Le chiavi e la soglia apre al pubblico il prossimo 25 luglio e sarà visitabile secondo quanto previsto dalle norme in materia di sicurezza della salute, fino al 30 agosto. Cos’è accaduto in questi mesi, cosa finalmente avremo l’opportunità di apprezzare, lo chiediamo qui al curatore del progetto Pietro Gaglianò.

Maria Letizia PaiatoLe chiavi e la soglia è un titolo di grande suggestione poetica. Mi racconti brevemente come nasce, dunque l’idea di Alessandro Fonte? E di cosa si tratta? 

Pietro Gaglianò. Alessandro Fonte è un artista capace di uno sguardo attento e sensibile quando si accosta a realtà complesse come gli ecosistemi sociali. Il suo lavoro, osservandolo retrospettivamente, è quasi sempre sintetizzato in opere che si fanno simbolo del non detto, delle connessioni interrotte e del rimosso nelle comunità. Per questo motivo era il candidato ideale a lavorare in un piccolo borgo come Castelbasso, addentrandosi in minuziosi scambi con i suoi abitanti ma tenendo sempre uno sguardo alto, consapevole di tensioni storiche e sociali che si possono leggere soltanto a distanza. Le chiavi e la soglia è la cronaca di un tentativo di rivitalizzare memorie sopite e di spezzare quello strano silenzio che pervade i luoghi afflitti da rarefazione demografica. Le chiavi sono quelle che aprivano porte ormai smarrite, negozi chiusi per sempre, case abbandonate. Le sedie invece sono quelle che nei paesi del centro sud vengono messe sulla soglia delle abitazioni, in una ideale continuità tra pubblico e privato. Le une e le altre sono state raccolte nel corso di un confronto con gli abitanti e hanno preso altre forme, a volte mantenendo il materiale altre volte il sembiante. E adesso sono espressione corale della prossimità sociale di Castelbasso.

MLP. Come avete condotto il lavoro tu e Alessandro? Ti chiedo, in realtà, di raccontarmi cosa significa per te “curare” un progetto? Che valore assegni a questa parola?

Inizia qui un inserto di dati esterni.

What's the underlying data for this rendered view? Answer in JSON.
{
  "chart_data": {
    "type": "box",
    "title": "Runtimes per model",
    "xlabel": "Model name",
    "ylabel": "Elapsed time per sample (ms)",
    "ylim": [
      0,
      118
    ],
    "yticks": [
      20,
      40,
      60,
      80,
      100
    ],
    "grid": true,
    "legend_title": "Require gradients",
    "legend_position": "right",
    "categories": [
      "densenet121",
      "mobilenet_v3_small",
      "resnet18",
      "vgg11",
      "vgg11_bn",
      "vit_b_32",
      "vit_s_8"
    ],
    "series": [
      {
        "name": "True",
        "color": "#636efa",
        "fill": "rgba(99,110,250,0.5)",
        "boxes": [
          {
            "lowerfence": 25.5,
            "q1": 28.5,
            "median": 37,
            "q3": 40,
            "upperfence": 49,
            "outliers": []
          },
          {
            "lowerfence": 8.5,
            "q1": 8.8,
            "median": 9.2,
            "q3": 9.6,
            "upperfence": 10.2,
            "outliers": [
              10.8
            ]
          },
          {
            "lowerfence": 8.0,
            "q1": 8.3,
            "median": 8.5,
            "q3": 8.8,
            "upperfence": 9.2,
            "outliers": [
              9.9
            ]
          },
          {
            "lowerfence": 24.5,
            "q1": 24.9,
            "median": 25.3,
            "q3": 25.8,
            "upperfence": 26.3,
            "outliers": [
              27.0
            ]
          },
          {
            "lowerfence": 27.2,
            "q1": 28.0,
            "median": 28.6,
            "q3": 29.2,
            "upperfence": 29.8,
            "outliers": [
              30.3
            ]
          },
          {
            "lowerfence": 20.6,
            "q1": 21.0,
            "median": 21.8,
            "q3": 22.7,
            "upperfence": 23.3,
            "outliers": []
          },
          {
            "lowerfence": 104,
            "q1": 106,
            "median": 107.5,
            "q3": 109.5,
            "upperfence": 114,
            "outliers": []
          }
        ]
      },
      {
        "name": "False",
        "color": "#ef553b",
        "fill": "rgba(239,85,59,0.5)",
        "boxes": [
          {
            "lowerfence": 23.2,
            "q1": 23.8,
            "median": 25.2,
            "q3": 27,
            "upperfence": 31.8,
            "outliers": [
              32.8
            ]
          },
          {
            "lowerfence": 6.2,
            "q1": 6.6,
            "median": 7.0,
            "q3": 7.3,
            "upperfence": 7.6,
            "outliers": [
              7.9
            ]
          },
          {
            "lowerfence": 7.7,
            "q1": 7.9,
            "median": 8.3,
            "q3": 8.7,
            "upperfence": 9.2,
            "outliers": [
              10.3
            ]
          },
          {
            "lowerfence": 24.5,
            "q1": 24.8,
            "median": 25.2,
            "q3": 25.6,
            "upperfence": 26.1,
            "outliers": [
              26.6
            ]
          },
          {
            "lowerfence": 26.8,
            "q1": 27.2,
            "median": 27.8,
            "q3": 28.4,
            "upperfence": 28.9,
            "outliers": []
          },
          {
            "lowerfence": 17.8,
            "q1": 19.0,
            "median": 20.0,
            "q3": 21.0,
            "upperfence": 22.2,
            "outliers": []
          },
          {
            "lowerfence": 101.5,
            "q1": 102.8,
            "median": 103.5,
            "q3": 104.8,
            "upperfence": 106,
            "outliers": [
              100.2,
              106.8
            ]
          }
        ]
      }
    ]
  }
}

PG. Devo ammettere che non ho mai amato la parola curatore, con il suo sottinteso atteggiamento demiurgico, mentre la locuzione “a cura di” mi sembra ormai svuotata di senso, visto l’abuso che ne viene fatto, e io stesso sono un critico d’arte, uno studioso, non propriamente un curatore. Il mio rapporto con gli artisti è assimilabile a quello di un lungo viaggio condotto assieme, c’è una condivisione che parte nel loro studio, che si nutre di conversazioni, letture, e di un confronto sempre attivo sul progetto. Mi piace pensare questa relazione come l’esito di un mio sforzo di comprensione e analisi che si svolge parallelamente a quello dell’artista. Anche con Alessandro è stato così, sia pure dovendo lavorare in larga parte a distanza (perché lui vive a Berlino e io a Firenze). Da quando abbiamo iniziato a delineare i contenuti del progetto per il bando SIAE ci sono state una fitta corrispondenza e lunghe telefonate, un dialogo che è continuato in tutte le fasi del progetto, anche durante la stesura del saggio per il catalogo. 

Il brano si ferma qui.